Foraus proposes standardizing gender inclusiveness in teacher training across all cantons too.
“Since education is also mostly regulated and funded by cantons, it is difficult to adopt a holistic strategy to mainstream gender-inclusive approaches in all curricula and trainings for teachers,” argues the paper.
“The Federal Office for Gender Equality (FOGE) should work together with the FDFA in developing strategic partnerships with leading media outlets to disseminate information on gender equality issues,” adds Foraus. The federal government should also work together with the Swiss Association of Judges, the Swiss University Conference and universities for the training of the judiciary, attorney and university law professors on the correct application of CEDAW, adds the paper.
3. Sanctions to address the gender pay gap
The paper notes that only five years ago Switzerland ranked among the bottom three Organisation for Economic and Development Cooperation (OECD) countries in terms of gender pay gap. “The Gender Pay Gap in Switzerland should be effectively addressed by making it mandatory for companies with a minimum of 25 employees to reveal their employees’ salaries and to introduce a sanction mechanism to penalize companies that continue to show a gender pay gap after eight years of transition period,” proposes Foraus.
4. A nationwide study on sexual harassment
The last comprehensive study on sexual harassment was conducted in 2008, according to the paper.

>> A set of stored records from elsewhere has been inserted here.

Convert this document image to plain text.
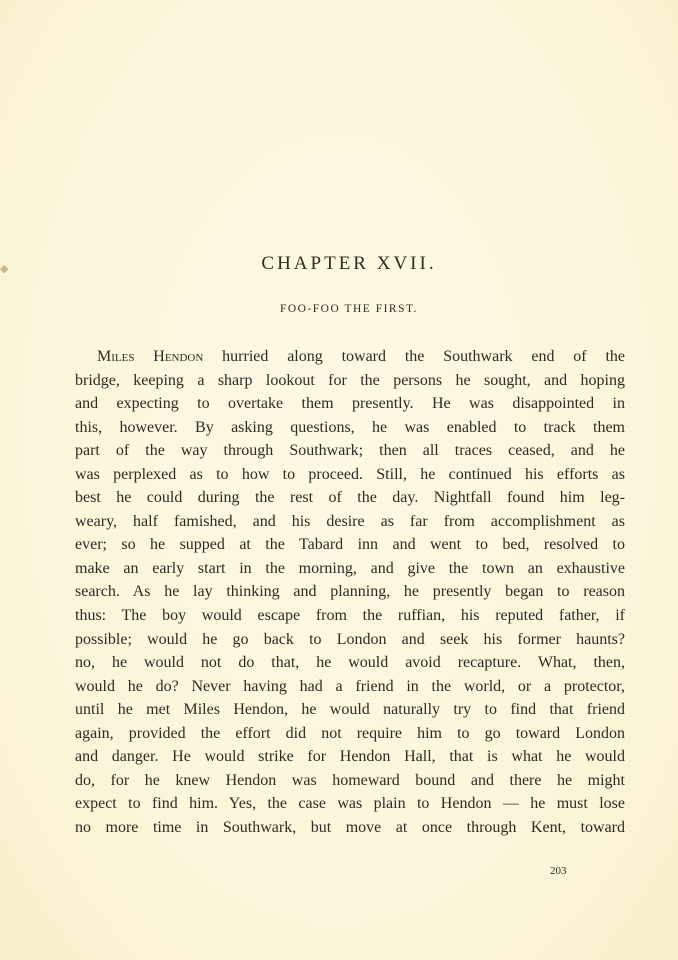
◆	CHAPTER XVII.
FOO-FOO THE FIRST.
Miles Hendon hurried along toward the Southwark end of the
bridge, keeping a sharp lookout for the persons he sought, and hoping
and expecting to overtake them presently. He was disappointed in
this, however. By asking questions, he was enabled to track them
part of the way through Southwark; then all traces ceased, and he
was perplexed as to how to proceed. Still, he continued his efforts as
best he could during the rest of the day. Nightfall found him leg-
weary, half famished, and his desire as far from accomplishment as
ever; so he supped at the Tabard inn and went to bed, resolved to
make an early start in the morning, and give the town an exhaustive
search. As he lay thinking and planning, he presently began to reason
thus: The boy would escape from the ruffian, his reputed father, if
possible; would he go back to London and seek his former haunts?
no, he would not do that, he would avoid recapture. What, then,
would he do? Never having had a friend in the world, or a protector,
until he met Miles Hendon, he would naturally try to find that friend
again, provided the effort did not require him to go toward London
and danger. He would strike for Hendon Hall, that is what he would
do, for he knew Hendon was homeward bound and there he might
expect to find him. Yes, the case was plain to Hendon — he must lose
no more time in Southwark, but move at once through Kent, toward
203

Yet a 2017 survey by the #MeToo movement revealed that about 55% of surveyed women and 49% of surveyed men have experienced treatment that could be considered a form of sexual harassment during their working life.
“The FOGE should conduct a comprehensive nationwide study on the prevalence of sexual harassment,” argues the paper, as well as “establish training programmes for the prevention of harassment in private and public institutions.”
5. A statutory 38-week parental leave should be introduced
According to a study conducted by MenCare in 2017, 26 initiatives demanding some form of paternity or parental leave have been debated and subsequently rejected in the Swiss parliament over the last ten years.
“Entitlement to paternity leave also differs greatly from canton to canton with Geneva providing two weeks but Solothurn only two days,” argues the paper.
“Companies generally benefit from parental leave since their turnover quota is reduced and qualified personnel retained. In other words, paid leaves have the potential to increase labour market participation and job continuity – especially among mothers,” states the paper.
“All political actors in Switzerland should push for the introduction of a statutory parental leave of 38 weeks, with 14 weeks reserved for parent giving birth and 8 weeks for the second parent on a non-transferable basis, flexible take- up possibilities and an 80% wage replacement,” adds Foraus.